Beth Schlanker, Standard-Examiner
David Drommond Jr., who pleaded guilty in December to killing his ex-wife, leaves the courtroom in Farmington during a sentencing proceeding. The death penalty is not an option.

FARMINGTON — Prosecution witnesses in the penalty trial of David Edward Drommond Jr. described for a jury Tuesday the chaotic and bloody scene that unfolded when a Bountiful man fatally gunned down his ex-wife while she dropped off their children for a visit, shot her father and then struggled with other men who tried to wrestle the gun from him.

Drommond, 32, pleaded guilty in December to shooting Janeil Bradley, 29, in August of 2005. Her father, Neil Reed Bradley, survived. The couple's two children, then 2 and 3 1/2, were rushed into a building by one of Drommond's roommates and were not physically hurt.

In exchange for Drommond's guilty plea, prosecutors dismissed charges of attempted aggravated murder, a first-degree felony, and a class A misdemeanor violation of a protective order.

The option of imposing the death penalty also was taken off the table.

Fourteen jurors were selected from a large jury pool Tuesday and given the task of deciding whether Drommond should get life in prison with no parole or 20-years-to-life in prison with the possibility of parole.

Prosecutor William McGuire told the jury this was not the first time Drommond had been violent in the marriage and that the victim received a protective order after Drommond tried to choke her.
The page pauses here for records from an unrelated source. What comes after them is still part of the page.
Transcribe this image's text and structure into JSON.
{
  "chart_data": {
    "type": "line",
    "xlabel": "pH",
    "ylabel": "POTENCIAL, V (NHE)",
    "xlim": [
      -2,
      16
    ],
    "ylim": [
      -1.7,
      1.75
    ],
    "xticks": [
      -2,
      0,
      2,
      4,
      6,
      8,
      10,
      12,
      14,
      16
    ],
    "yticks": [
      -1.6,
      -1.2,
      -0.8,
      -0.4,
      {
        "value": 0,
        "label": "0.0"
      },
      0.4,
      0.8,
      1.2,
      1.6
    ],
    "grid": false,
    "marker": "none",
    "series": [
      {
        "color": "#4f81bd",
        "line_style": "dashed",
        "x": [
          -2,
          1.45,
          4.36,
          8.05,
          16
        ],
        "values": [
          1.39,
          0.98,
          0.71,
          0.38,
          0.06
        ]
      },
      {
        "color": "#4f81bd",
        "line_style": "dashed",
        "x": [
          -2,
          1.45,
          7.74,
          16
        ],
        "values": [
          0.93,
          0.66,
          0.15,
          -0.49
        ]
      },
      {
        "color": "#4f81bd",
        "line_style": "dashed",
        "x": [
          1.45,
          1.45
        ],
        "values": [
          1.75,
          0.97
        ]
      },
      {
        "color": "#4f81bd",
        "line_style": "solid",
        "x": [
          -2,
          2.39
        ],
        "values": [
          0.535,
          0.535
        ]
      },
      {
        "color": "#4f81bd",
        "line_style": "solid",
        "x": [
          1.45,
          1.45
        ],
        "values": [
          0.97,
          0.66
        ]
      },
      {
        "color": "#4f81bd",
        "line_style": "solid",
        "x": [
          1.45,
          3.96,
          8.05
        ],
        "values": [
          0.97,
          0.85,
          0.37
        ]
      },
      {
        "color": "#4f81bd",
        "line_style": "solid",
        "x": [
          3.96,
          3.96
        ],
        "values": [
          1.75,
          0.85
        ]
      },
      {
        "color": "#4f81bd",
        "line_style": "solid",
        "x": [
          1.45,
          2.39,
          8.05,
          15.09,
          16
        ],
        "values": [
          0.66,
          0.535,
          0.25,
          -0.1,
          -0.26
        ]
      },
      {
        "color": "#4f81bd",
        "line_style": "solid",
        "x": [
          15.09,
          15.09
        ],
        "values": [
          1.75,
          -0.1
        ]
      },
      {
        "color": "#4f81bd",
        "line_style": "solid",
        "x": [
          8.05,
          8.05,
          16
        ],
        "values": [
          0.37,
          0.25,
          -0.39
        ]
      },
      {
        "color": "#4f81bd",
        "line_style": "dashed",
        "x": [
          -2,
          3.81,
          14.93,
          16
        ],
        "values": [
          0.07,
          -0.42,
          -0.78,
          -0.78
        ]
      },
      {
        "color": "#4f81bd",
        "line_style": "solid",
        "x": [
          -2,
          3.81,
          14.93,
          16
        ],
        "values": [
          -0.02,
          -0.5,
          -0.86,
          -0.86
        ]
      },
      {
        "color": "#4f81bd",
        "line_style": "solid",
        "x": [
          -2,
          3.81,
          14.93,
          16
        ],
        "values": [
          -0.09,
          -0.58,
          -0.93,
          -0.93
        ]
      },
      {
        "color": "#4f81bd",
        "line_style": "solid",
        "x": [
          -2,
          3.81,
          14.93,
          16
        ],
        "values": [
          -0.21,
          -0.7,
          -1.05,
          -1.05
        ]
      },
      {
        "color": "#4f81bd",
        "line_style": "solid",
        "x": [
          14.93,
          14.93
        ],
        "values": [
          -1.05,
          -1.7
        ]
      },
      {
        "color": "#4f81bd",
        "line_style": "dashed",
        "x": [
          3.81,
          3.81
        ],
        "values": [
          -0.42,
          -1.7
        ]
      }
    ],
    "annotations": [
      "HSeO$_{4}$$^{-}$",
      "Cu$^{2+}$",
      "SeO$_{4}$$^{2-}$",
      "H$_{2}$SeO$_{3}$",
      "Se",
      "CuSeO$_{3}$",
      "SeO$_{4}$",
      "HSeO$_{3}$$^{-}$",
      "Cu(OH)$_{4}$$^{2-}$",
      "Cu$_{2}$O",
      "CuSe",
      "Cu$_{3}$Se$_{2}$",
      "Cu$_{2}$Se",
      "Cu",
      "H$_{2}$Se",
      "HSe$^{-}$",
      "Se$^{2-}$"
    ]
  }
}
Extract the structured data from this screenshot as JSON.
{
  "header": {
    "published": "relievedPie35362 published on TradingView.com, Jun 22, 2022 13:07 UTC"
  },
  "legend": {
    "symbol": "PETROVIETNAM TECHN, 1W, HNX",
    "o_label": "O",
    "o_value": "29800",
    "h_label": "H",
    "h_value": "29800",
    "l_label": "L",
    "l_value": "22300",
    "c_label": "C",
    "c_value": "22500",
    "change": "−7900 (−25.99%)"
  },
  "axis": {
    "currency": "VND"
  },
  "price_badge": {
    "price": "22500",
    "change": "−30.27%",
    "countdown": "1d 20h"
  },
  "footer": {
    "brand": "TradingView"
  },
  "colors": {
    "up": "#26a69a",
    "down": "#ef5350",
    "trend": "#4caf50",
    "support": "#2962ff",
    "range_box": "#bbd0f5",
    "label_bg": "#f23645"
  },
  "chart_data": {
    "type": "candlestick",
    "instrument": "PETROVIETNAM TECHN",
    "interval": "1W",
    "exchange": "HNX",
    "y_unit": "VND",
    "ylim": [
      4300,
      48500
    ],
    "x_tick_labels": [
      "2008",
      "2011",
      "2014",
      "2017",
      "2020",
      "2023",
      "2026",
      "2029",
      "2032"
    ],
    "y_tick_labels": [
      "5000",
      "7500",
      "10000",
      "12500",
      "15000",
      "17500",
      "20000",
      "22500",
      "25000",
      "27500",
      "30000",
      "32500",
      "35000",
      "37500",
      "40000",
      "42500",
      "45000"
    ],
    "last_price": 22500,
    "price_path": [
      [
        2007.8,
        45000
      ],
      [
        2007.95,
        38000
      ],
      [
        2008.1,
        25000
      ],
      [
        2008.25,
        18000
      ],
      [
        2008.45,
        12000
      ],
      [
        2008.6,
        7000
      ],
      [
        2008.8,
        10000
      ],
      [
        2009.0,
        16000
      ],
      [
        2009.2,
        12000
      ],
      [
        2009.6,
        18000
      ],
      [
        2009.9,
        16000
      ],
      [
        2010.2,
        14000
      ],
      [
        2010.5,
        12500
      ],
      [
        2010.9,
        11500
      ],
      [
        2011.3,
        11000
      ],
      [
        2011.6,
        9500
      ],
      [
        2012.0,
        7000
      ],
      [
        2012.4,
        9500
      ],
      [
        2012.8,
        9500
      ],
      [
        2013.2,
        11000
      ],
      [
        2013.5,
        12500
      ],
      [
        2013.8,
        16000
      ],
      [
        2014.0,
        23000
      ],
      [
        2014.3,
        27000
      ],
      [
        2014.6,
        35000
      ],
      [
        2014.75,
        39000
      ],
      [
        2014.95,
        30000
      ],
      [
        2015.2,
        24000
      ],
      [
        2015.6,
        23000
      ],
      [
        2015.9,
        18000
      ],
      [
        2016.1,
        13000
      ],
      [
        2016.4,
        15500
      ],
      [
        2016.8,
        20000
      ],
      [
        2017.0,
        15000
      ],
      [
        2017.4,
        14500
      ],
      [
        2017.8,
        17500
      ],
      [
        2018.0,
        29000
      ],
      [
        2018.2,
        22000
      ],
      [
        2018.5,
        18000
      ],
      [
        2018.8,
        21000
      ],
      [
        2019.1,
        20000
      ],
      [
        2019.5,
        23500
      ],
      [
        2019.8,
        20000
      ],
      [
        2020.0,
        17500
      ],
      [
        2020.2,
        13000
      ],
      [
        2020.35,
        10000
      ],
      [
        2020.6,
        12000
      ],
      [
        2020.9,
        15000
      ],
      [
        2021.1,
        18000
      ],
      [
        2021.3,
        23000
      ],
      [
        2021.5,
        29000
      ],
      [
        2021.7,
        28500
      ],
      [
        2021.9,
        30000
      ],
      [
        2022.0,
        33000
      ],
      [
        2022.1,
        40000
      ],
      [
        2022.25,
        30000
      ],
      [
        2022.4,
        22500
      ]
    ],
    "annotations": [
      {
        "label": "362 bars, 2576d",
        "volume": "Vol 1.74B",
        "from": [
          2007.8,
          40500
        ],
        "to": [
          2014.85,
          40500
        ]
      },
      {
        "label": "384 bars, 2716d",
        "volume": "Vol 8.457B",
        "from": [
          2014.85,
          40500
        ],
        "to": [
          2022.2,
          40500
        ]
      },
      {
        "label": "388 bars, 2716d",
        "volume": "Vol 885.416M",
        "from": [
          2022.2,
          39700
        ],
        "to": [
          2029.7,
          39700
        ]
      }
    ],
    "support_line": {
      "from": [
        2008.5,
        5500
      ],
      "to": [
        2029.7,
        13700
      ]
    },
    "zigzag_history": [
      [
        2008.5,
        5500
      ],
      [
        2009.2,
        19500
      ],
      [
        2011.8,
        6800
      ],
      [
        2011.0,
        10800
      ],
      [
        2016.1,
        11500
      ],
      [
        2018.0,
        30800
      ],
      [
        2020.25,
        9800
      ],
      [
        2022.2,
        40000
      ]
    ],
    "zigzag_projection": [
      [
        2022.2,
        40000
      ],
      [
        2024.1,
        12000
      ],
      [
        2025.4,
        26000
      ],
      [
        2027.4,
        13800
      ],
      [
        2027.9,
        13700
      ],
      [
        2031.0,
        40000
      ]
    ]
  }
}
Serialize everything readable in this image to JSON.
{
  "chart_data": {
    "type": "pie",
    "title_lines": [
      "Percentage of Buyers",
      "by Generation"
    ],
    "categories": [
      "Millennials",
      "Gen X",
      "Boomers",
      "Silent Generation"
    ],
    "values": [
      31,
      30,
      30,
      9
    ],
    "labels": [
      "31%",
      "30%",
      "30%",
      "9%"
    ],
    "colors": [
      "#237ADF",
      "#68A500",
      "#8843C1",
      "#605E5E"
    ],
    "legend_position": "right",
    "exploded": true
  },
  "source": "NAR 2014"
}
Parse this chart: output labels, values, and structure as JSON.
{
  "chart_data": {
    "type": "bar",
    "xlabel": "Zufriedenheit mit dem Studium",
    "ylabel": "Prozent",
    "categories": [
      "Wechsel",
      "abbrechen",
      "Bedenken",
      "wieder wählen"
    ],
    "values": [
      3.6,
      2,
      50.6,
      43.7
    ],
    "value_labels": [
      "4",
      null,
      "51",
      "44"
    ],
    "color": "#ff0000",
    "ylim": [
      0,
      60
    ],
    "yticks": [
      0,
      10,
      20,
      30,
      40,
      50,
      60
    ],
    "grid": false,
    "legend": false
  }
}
At the end of the testimony, McGuire said: "We will ask you to never allow him out of prison again."

But defense attorney Ed Brass said that although Drommond certainly deserves to be punished for what he did, the idea of life in prison without parole is a "life without hope." Brass said the couple had a fairly decent marriage for many years, but as David Drommond's mental health declined, so did the relationship.

Brass said Drommond needed substantial medication simply to sit before the jury and be functional, and it was important that the jury understand how Drommond got to the point where he killed the mother of their children.

Neil Reed Bradley testified that the couple's marriage appeared all right until David Drommond lost his job, the couple struggled financially and he eventually asked his wife for a divorce. Once they divorced, Bradley said his daughter at times seemed afraid of Drommond, so Bradley would go with her to drop off the children.

"There were some e-mails of great concern to her — they were threatening to her. She would get scared. I would go stay at her house all night just to be there," Bradley said.

On the day Janeil Bradley died, her father was waiting in her car while the children and she went up a staircase to the townhouse where Drommond lived. The couple spoke, and then loud bangs rang out.

Bradley ran to protect his daughter but was shot twice. Still, he jumped Drommond to try to get a handgun away from him.

Joining in this was Ryan Zimmer, one of Drommond's roommates, who first got the children inside and then also fought for the gun. A neighbor, Jason vonWeller, also wrestled with Drommond and managed to grab the gun, despite the fact that Drommond at one point aimed it at his own head. The neighbor took off trying to unload the gun but was chased by Drommond, who tackled him twice before Drommond was then knocked into a drainage ditch by yet another neighbor.

Meanwhile, vonWeller's wife, Shalayne, who has some medical experience, was pressing towels on Janeil Bradley's bleeding head and trying to soothe Bradley's distraught and badly injured father.

"I asked her name," Shalayne vonWeller said, weeping as she testified. "I kept talking to her: 'Janeil, stay with me. Please stay with me."'

The penalty phase of the trial is scheduled to run through Friday before 2nd District Judge Jon Memmott.